Self-healing gel can be injected into the body and act as a long-term drug depot
SEM images, taken at different magnifications, show the structure of new nanoparticle hydrogels interacting with long polymer chains.
Scientists are keen to use gels to deliver drugs because they can be moulded into specific shapes and designed to release their payload during a specified time period. However, current versions aren’t always practical because they must be implanted surgically.
To help overcome this obstacle, chemical engineers from MIT have designed a new type of self-healing hydrogel that could be injected through a syringe. Such gels, which can carry one or two drugs at a time, could be used to treat cancer, macular degeneration or heart disease, say the researchers.

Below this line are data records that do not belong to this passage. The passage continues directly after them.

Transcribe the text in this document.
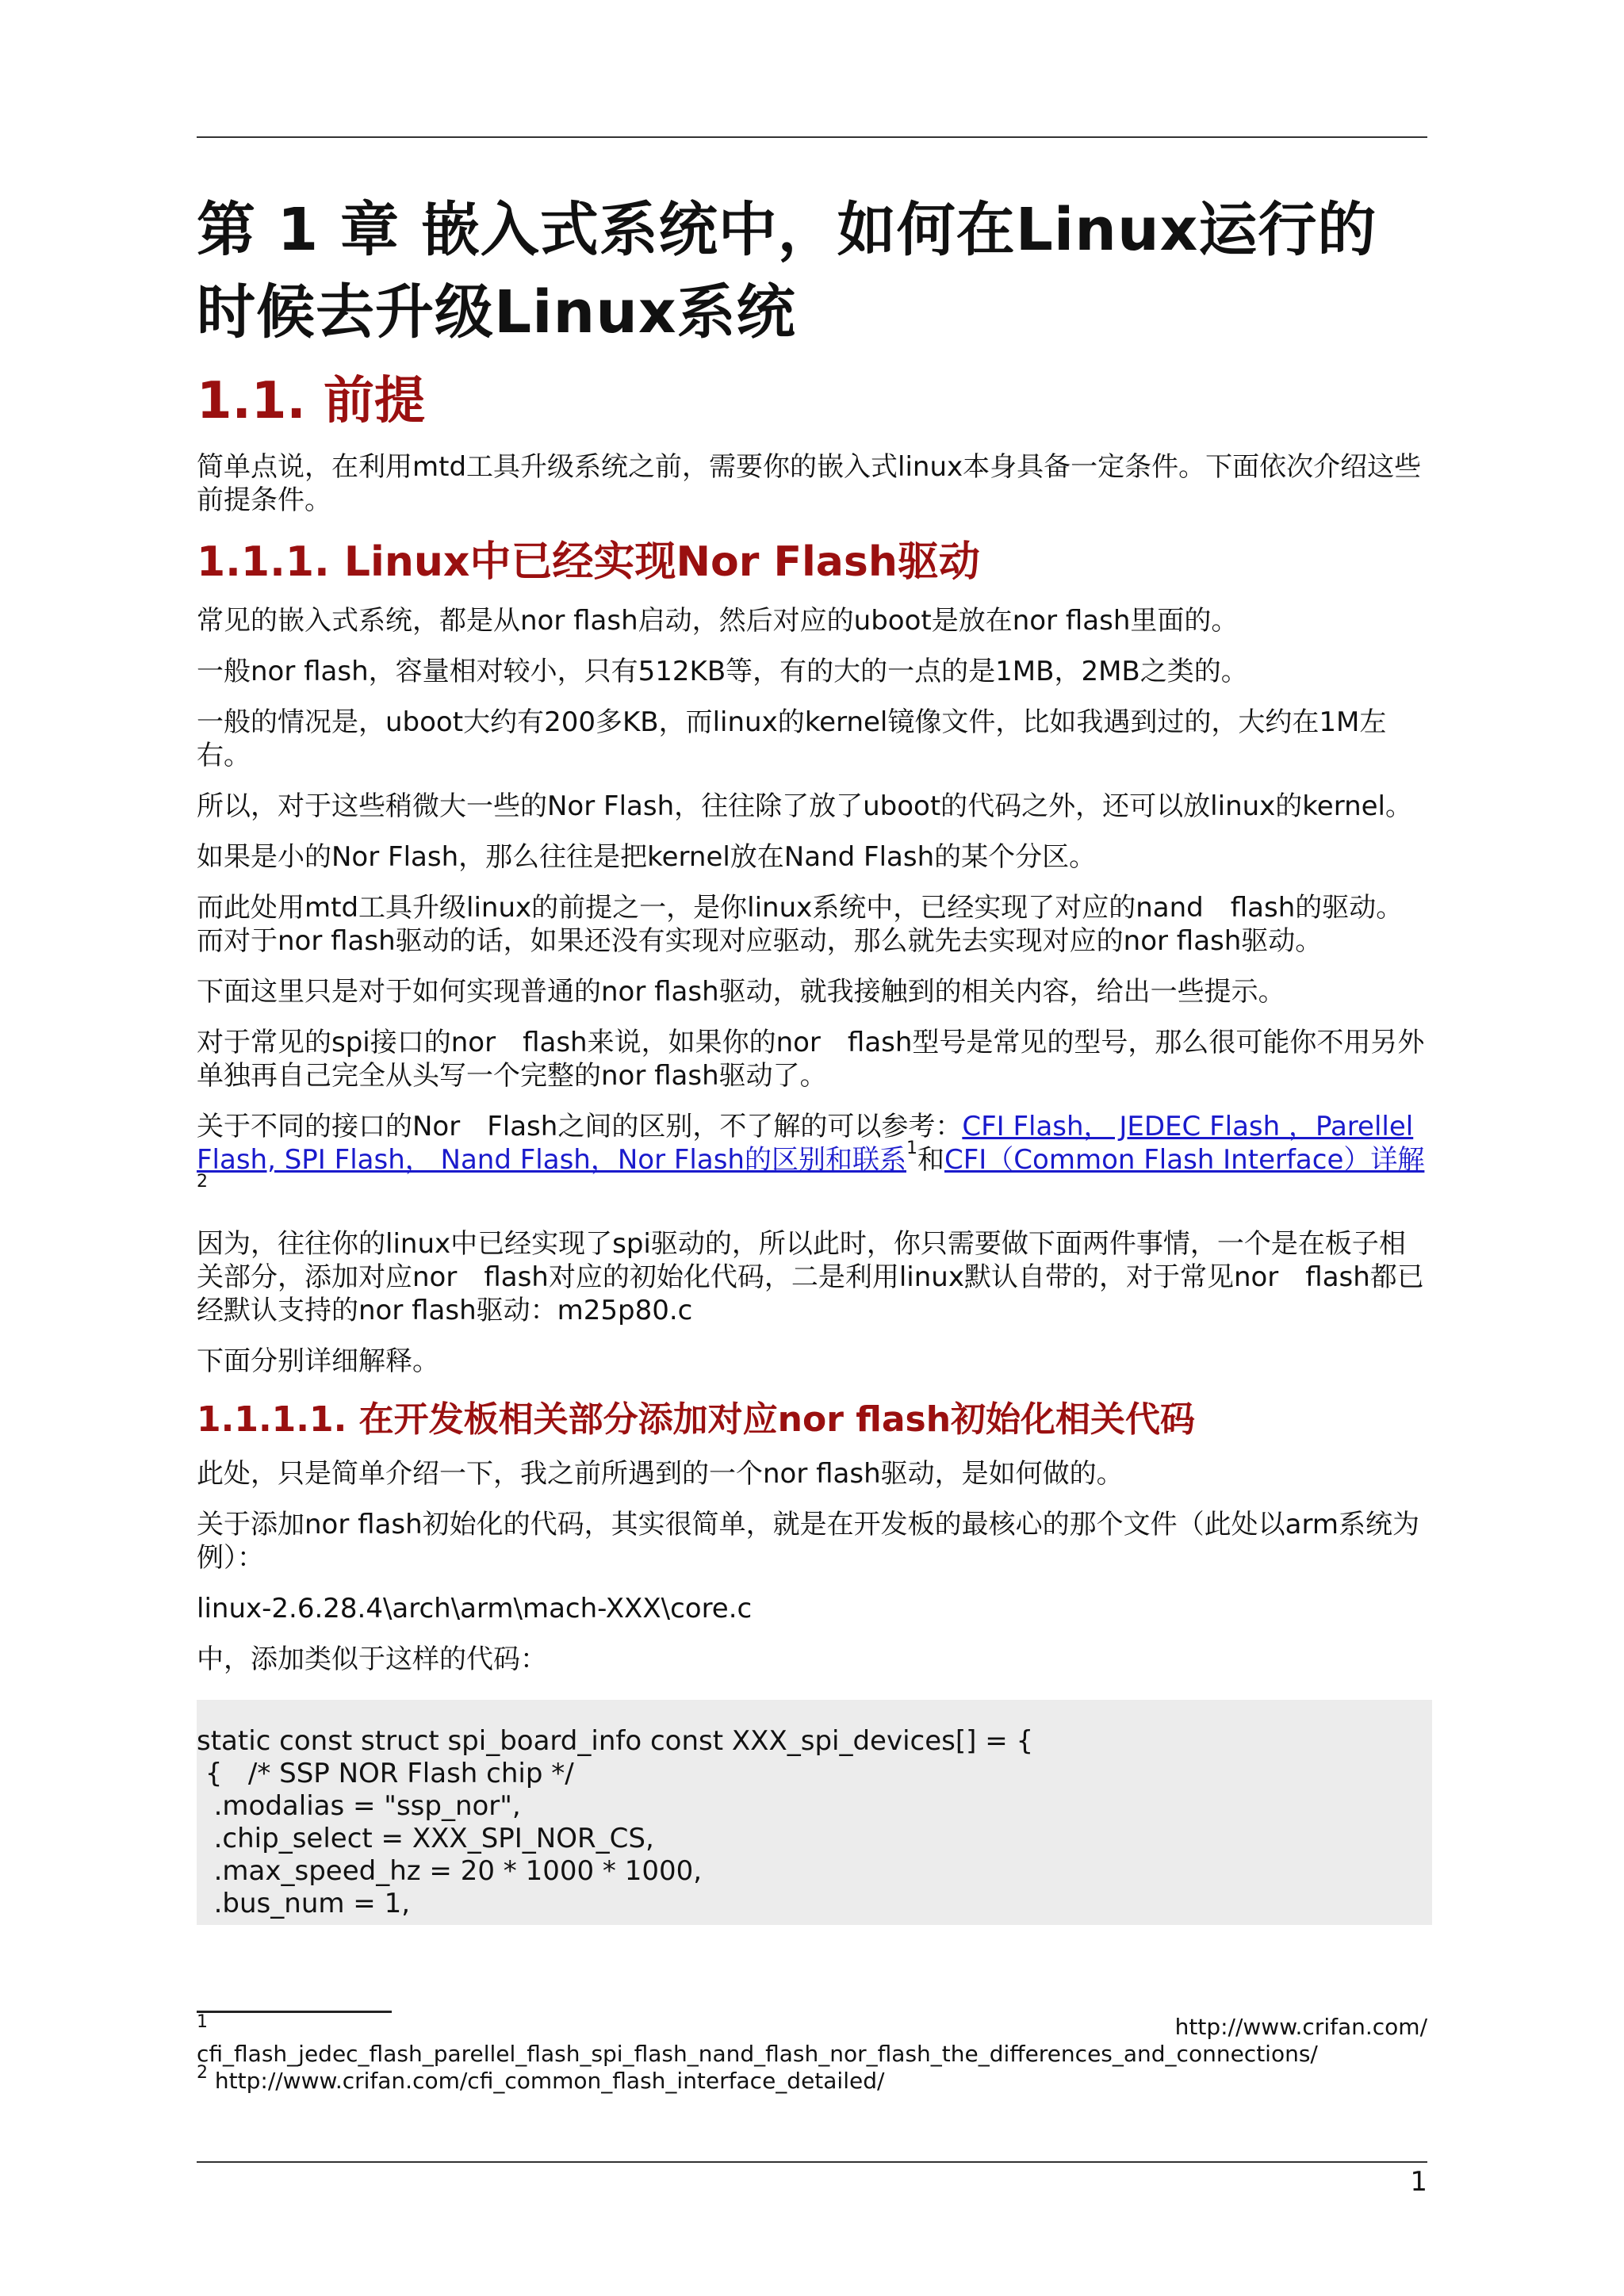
第 1 章 嵌入式系统中，如何在Linux运行的时候去升级Linux系统
1.1. 前提

简单点说，在利用mtd工具升级系统之前，需要你的嵌入式linux本身具备一定条件。下面依次介绍这些前提条件。

1.1.1. Linux中已经实现Nor Flash驱动

常见的嵌入式系统，都是从nor flash启动，然后对应的uboot是放在nor flash里面的。

一般nor flash，容量相对较小，只有512KB等，有的大的一点的是1MB，2MB之类的。

一般的情况是，uboot大约有200多KB，而linux的kernel镜像文件，比如我遇到过的，大约在1M左右。

所以，对于这些稍微大一些的Nor Flash，往往除了放了uboot的代码之外，还可以放linux的kernel。

如果是小的Nor Flash，那么往往是把kernel放在Nand Flash的某个分区。

而此处用mtd工具升级linux的前提之一，是你linux系统中，已经实现了对应的nand　flash的驱动。而对于nor flash驱动的话，如果还没有实现对应驱动，那么就先去实现对应的nor flash驱动。

下面这里只是对于如何实现普通的nor flash驱动，就我接触到的相关内容，给出一些提示。

对于常见的spi接口的nor　flash来说，如果你的nor　flash型号是常见的型号，那么很可能你不用另外单独再自己完全从头写一个完整的nor flash驱动了。

关于不同的接口的Nor　Flash之间的区别，不了解的可以参考：CFI Flash， JEDEC Flash ，Parellel Flash, SPI Flash， Nand Flash，Nor Flash的区别和联系$^1$和CFI（Common Flash Interface）详解$^2$

因为，往往你的linux中已经实现了spi驱动的，所以此时，你只需要做下面两件事情，一个是在板子相关部分，添加对应nor　flash对应的初始化代码，二是利用linux默认自带的，对于常见nor　flash都已经默认支持的nor flash驱动：m25p80.c

下面分别详细解释。

1.1.1.1. 在开发板相关部分添加对应nor flash初始化相关代码

此处，只是简单介绍一下，我之前所遇到的一个nor flash驱动，是如何做的。

关于添加nor flash初始化的代码，其实很简单，就是在开发板的最核心的那个文件（此处以arm系统为例）：

linux-2.6.28.4\arch\arm\mach-XXX\core.c

中，添加类似于这样的代码：

static const struct spi_board_info const XXX_spi_devices[] = {
{   /* SSP NOR Flash chip */
.modalias = "ssp_nor",
.chip_select = XXX_SPI_NOR_CS,
.max_speed_hz = 20 * 1000 * 1000,
.bus_num = 1,
1	http://www.crifan.com/
cfi_flash_jedec_flash_parellel_flash_spi_flash_nand_flash_nor_flash_the_differences_and_connections/
$^2$ http://www.crifan.com/cfi_common_flash_interface_detailed/
1
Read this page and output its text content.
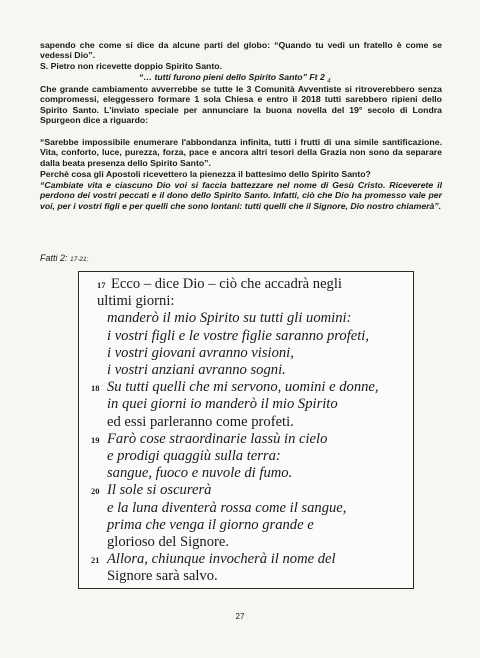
sapendo che come si dice da alcune parti del globo: “Quando tu vedi un fratello è come se vedessi Dio”.

S. Pietro non ricevette doppio Spirito Santo.

“… tutti furono pieni dello Spirito Santo” Ft 2 $_4$

Che grande cambiamento avverrebbe se tutte le 3 Comunità Avventiste si ritroverebbero senza compromessi, eleggessero formare 1 sola Chiesa e entro il 2018 tutti sarebbero ripieni dello Spirito Santo. L'inviato speciale per annunciare la buona novella del 19° secolo di Londra Spurgeon dice a riguardo:

“Sarebbe impossibile enumerare l'abbondanza infinita, tutti i frutti di una simile santificazione. Vita, conforto, luce, purezza, forza, pace e ancora altri tesori della Grazia non sono da separare dalla beata presenza dello Spirito Santo”.

Perchè cosa gli Apostoli ricevettero la pienezza il battesimo dello Spirito Santo?

“Cambiate vita e ciascuno Dio voi si faccia battezzare nel nome di Gesù Cristo. Riceverete il perdono dei vostri peccati e il dono dello Spirito Santo. Infatti, ciò che Dio ha promesso vale per voi, per i vostri figli e per quelli che sono lontani: tutti quelli che il Signore, Dio nostro chiamerà”.

Fatti 2: 17-21:

17 Ecco – dice Dio – ciò che accadrà negli
ultimi giorni:
manderò il mio Spirito su tutti gli uomini:
i vostri figli e le vostre figlie saranno profeti,
i vostri giovani avranno visioni,
i vostri anziani avranno sogni.
18 Su tutti quelli che mi servono, uomini e donne,
in quei giorni io manderò il mio Spirito
ed essi parleranno come profeti.
19 Farò cose straordinarie lassù in cielo
e prodigi quaggiù sulla terra:
sangue, fuoco e nuvole di fumo.
20 Il sole si oscurerà
e la luna diventerà rossa come il sangue,
prima che venga il giorno grande e
glorioso del Signore.
21 Allora, chiunque invocherà il nome del
Signore sarà salvo.
27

The new gel consists of a mesh network made of two components: nanoparticles made of polymers entwined within strands of another polymer, such as cellulose. ‘Now you have a gel that can change shape when you apply stress; and then, importantly, it can reheal when you relax those forces,’ notes Mark Tibbitt from MIT’s Koch Institute for Integrative Cancer Research.
Scientists have previously constructed hydrogels for biomedical use by forming irreversible chemical linkages between polymers. These gels, used to make soft contact lenses, for example, are tough and sturdy, but once they are formed their shape cannot easily be altered.
The MIT team set out to create a gel that could survive strong mechanical (shear) forces and then reform itself. Other researchers have created such gels by engineering proteins that self-assemble into hydrogels, but this approach requires complex biochemical processes. The MIT team wanted to design something simpler.
The MIT approach relies on a combination of two readily available components. One is a type of nanoparticle formed of PEG-PLA copolymers. To form a hydrogel, the researchers mixed these particles with a polymer — in this case, cellulose.
Each polymer chain forms weak bonds with many nanoparticles, producing a loosely woven lattice of polymers and nanoparticles. Because each attachment point is fairly weak, the bonds break apart under mechanical stress, such as when injected through a syringe. When the shear forces are removed, the polymers and nanoparticles form new attachments with different partners, healing the gel.
Using two components to form the gel also gives the researchers the opportunity to deliver two different drugs at the same time. PEG-PLA nanoparticles have an inner core that is ideally suited to carry hydrophobic small-molecule drugs, which include many chemotherapy drugs. Meanwhile, the polymers, which exist in a watery solution, can carry hydrophilic molecules such as proteins, including antibodies and growth factors.
Long-term drug delivery
In a recent study, the researchers showed that the gels survived injection under the skin of mice and successfully released two drugs, one hydrophobic and one hydrophilic, for several days.
This type of gel offers an important advantage compared with injecting a liquid solution of drug-delivery nanoparticles. Although a solution will immediately disperse throughout the body, the gel stays in place after injection, allowing the drug to be targeted to a specific tissue.
Furthermore, the properties of each gel component can be tuned so that the drugs they carry are released at different rates, allowing them to be tailored for different uses.